Save time and muscle with a power sander
Power sanders can quickly smooth unfinished surfaces in preparation for use in construction and home improvement projects. If you're an avid do-it-yourselfer or if you enjoy woodworking as a hobby, electric sanders are an indispensible part of your repertoire of power tools.
Types of Electric Sanders
There are many different specific types of power sanders, each of which is best applied to specific tasks. Here is an overview of your options:
- Belt sander. If you have very rough material and you want to remove stock from its surface quickly, a belt sander is the best tool for the job. Belt sanders can quickly clear stock away from materials with large surface areas. Should you need to make a tight squeeze, narrow belt sanders are specially designed to work in tight corners.

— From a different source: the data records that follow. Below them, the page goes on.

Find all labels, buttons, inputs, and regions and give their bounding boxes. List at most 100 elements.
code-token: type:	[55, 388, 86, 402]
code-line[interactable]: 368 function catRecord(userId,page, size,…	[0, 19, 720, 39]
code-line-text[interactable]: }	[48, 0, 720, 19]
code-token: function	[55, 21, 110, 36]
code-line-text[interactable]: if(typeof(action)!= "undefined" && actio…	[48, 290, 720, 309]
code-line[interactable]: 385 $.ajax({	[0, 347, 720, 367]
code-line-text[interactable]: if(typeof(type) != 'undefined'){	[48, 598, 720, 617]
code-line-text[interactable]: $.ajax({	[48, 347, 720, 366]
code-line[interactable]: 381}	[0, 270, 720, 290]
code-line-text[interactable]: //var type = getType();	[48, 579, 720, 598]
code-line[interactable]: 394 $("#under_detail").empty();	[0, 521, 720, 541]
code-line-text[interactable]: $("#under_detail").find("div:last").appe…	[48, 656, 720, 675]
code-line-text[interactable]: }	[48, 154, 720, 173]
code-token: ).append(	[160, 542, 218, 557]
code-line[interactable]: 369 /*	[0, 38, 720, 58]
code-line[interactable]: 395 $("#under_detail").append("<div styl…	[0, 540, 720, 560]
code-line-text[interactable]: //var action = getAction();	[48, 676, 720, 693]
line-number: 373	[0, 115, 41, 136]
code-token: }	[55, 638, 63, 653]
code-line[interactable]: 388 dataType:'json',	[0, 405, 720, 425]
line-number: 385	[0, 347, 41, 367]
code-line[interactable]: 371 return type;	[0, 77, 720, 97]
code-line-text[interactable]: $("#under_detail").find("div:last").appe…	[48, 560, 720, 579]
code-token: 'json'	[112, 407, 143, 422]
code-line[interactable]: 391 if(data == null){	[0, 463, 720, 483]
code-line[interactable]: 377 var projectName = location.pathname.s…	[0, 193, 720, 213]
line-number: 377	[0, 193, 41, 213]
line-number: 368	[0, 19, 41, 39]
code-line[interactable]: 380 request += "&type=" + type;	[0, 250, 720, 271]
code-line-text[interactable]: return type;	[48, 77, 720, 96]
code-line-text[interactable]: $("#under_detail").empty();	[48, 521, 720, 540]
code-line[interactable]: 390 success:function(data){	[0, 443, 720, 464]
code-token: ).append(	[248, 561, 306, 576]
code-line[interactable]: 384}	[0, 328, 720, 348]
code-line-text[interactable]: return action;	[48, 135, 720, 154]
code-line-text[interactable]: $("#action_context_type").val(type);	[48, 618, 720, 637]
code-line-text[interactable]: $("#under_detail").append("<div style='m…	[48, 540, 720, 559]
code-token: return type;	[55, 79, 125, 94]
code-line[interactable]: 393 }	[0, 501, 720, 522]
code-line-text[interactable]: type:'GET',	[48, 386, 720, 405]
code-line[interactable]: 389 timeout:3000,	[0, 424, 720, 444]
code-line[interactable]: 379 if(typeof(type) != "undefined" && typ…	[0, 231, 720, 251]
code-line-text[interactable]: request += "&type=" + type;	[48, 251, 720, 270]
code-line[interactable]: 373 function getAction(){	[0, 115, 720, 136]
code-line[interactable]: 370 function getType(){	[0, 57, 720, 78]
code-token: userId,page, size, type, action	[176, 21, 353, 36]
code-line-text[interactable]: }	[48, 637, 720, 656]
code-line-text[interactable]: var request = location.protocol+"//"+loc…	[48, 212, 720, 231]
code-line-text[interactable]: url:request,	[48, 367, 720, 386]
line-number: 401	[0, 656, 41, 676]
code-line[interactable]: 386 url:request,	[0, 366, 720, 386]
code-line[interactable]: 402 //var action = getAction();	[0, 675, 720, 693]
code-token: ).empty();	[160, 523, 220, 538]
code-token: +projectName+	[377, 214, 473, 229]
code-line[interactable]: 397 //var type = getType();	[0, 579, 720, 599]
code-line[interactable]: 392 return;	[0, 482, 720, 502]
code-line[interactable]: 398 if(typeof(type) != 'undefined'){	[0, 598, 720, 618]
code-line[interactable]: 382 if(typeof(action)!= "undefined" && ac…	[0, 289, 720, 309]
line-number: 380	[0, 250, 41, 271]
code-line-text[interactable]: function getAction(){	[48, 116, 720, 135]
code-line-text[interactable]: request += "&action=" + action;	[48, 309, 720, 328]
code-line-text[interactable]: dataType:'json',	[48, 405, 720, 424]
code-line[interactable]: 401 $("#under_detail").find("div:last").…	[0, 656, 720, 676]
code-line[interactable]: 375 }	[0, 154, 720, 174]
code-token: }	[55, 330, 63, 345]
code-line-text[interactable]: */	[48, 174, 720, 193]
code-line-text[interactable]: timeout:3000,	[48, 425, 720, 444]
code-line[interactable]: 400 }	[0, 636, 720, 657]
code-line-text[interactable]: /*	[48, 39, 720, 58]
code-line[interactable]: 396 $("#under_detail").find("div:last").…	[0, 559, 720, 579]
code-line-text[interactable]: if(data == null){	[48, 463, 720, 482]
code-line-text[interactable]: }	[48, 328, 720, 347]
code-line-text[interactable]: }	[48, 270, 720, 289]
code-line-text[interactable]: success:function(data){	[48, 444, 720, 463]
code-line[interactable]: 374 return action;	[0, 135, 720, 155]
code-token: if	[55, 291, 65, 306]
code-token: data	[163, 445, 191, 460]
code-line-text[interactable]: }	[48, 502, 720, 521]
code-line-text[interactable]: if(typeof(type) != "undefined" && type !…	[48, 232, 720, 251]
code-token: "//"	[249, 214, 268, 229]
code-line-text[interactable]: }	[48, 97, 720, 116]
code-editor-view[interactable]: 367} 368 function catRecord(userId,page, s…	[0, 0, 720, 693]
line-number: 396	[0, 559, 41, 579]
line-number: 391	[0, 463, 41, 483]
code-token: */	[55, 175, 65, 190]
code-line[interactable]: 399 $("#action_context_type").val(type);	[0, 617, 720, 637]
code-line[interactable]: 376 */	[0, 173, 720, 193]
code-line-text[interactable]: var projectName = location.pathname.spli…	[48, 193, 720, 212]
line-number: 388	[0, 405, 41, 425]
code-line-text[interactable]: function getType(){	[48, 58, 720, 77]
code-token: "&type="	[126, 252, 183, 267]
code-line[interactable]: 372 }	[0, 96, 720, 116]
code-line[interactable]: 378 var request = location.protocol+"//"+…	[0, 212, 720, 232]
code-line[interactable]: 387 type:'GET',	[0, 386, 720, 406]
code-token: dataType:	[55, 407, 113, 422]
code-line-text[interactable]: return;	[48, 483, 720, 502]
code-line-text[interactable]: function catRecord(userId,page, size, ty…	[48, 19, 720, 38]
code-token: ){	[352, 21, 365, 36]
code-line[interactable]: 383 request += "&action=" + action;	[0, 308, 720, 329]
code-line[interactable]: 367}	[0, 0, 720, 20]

- Disc sander. A disc sander's primary function is as a grinder or a machine for prepping metal, but if you swap out the wheel or disc for the appropriate substitute, you can also use these sanders to treat plastic, wood or concrete.
- Palm sander. A palm sander is used for fine details and as a finishing tool, though you should take care to use it exactly as intended as it can leave scratches due to the back-and-forth sanding action it employs. An orbital palm sander can be used to reduce these marks because it uses a slightly varied mechanism of action.
- Detail sander. Like palm sanders, detail sanders are used at the finishing stage. However, they are more versatile, as you can swap out their attachments to complete a wide variety of jobs. They also excel in tight corners and tricky spots.
Also, you can get electric sanders that excel at smoothing and prepping specific materials. For example, a hardwood floor sander is a must-have if you're installing new hardwood flooring, and a drywall sander will make the task of building new walls go much faster.
Power Sander Safety
It's important to follow universal safety guidelines, no matter what type of power sander you're using. First, always wear ear protection and eye protection. It's also a good idea to put on a dust mask to avoid inhaling the debris and residue which will come off the material you're sanding.
Never apply extra pressure on a sander, or try to force it. If you're unable to reach a certain part of the material you're working on, you need a different tool. You can ruin your material or damage your sander by pressuring or forcing it.